Filter column with awk and regexp - regex

I've a pretty simple question. I've a file containing several columns and I want to filter them using awk.
So the column of interest is the 6th column and I want to find every string containing :
starting with a number from 1 to 100
after that one "S" or a "M"
again a number from 1 to 100
after that one "S" or a "M"
So per example : 20S50M is ok
I tried :
awk '{ if($6 == '/[1-100][S|M][1-100][S|M]/') print} file.txt
but it didn't work... What am I doing wrong?

This should do the trick:
awk '$6~/^(([1-9]|[1-9][0-9]|100)[SM]){2}$/' file
Regexplanation:
^ # Match the start of the string
(([1-9]|[1-9][0-9]|100) # Match a single digit 1-9 or double digit 10-99 or 100
[SM] # Character class matching the character S or M
){2} # Repeat everything in the parens twice
$ # Match the end of the string
You have quite a few issue with your statement:
awk '{ if($6 == '/[1-100][S|M][1-100][S|M]/') print} file.txt
== is the string comparision operator. The regex comparision operator is ~.
You don't quote regex strings (you never quote anything with single quotes in awk beside the script itself) and your script is missing the final (legal) single quote.
[0-9] is the character class for the digit characters, it's not a numeric range. It means match against any character in the class 0,1,2,3,4,5,6,7,8,9 not any numerical value inside the range so [1-100] is not the regular expression for digits in the numerical range 1 - 100 it would match either a 1 or a 0.
[SM] is equivalent to (S|M) what you tried [S|M] is the same as (S|\||M). You don't need the OR operator in a character class.
Awk using the following structure condition{action}. If the condition is True the actions in the following block {} get executed for the current record being read. The condition in my solution is $6~/^(([1-9]|[1-9][0-9]|100)[SM]){2}$/ which can be read as does the sixth column match the regular expression, if True the line gets printed because if you don't get any actions then awk will execute {print $0} by default.

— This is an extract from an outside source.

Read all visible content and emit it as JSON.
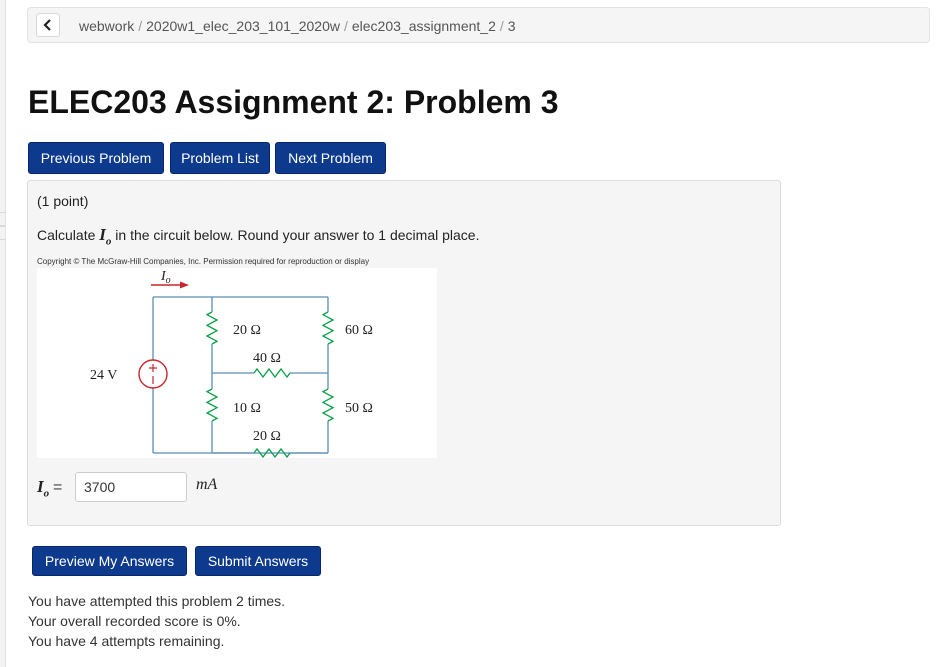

Regexes cannot check for numeric values. "A number from 1 to 100" is outside what regexes can do. What you can do is check for "1-3 digits."
You want something like this
/\d{1,3}[SM]\d{1,3}[SM]/
Note that the character class [SM] doesn't have the ! alternation character. You would only need that if you were writing it as (S|M).

I would do the regex check and the numeric validation as different steps. This code works with GNU awk:
$ cat data
a b c d e 132x123y
a b c d e 123S12M
a b c d e 12S23M
a b c d e 12S23Mx
We'd expect only the 3rd line to pass validation
$ gawk '
match($6, /^([[:digit:]]{1,3})[SM]([[:digit:]]{1,3})[SM]$/, m) &&
1 <= m[1] && m[1] <= 100 &&
1 <= m[2] && m[2] <= 100 {
print
}
' data
a b c d e 12S23M
For maintainability, you could encapsulate that into a function:
gawk '
function validate6() {
return( match($6, /^([[:digit:]]{1,3})[SM]([[:digit:]]{1,3})[SM]$/, m) &&
1<=m[1] && m[1]<=100 &&
1<=m[2] && m[2]<=100 );
}
validate6() {print}
' data

The way to write the script you posted:
awk '{ if($6 == '/[1-100][S|M][1-100][S|M]/') print} file.txt
in awk so it will do what you SEEM to be trying to do is:
awk '$6 ~ /^(([1-9][0-9]?|100)[SM]){2}$/' file.txt
Post some sample input and expected output to help us help you more.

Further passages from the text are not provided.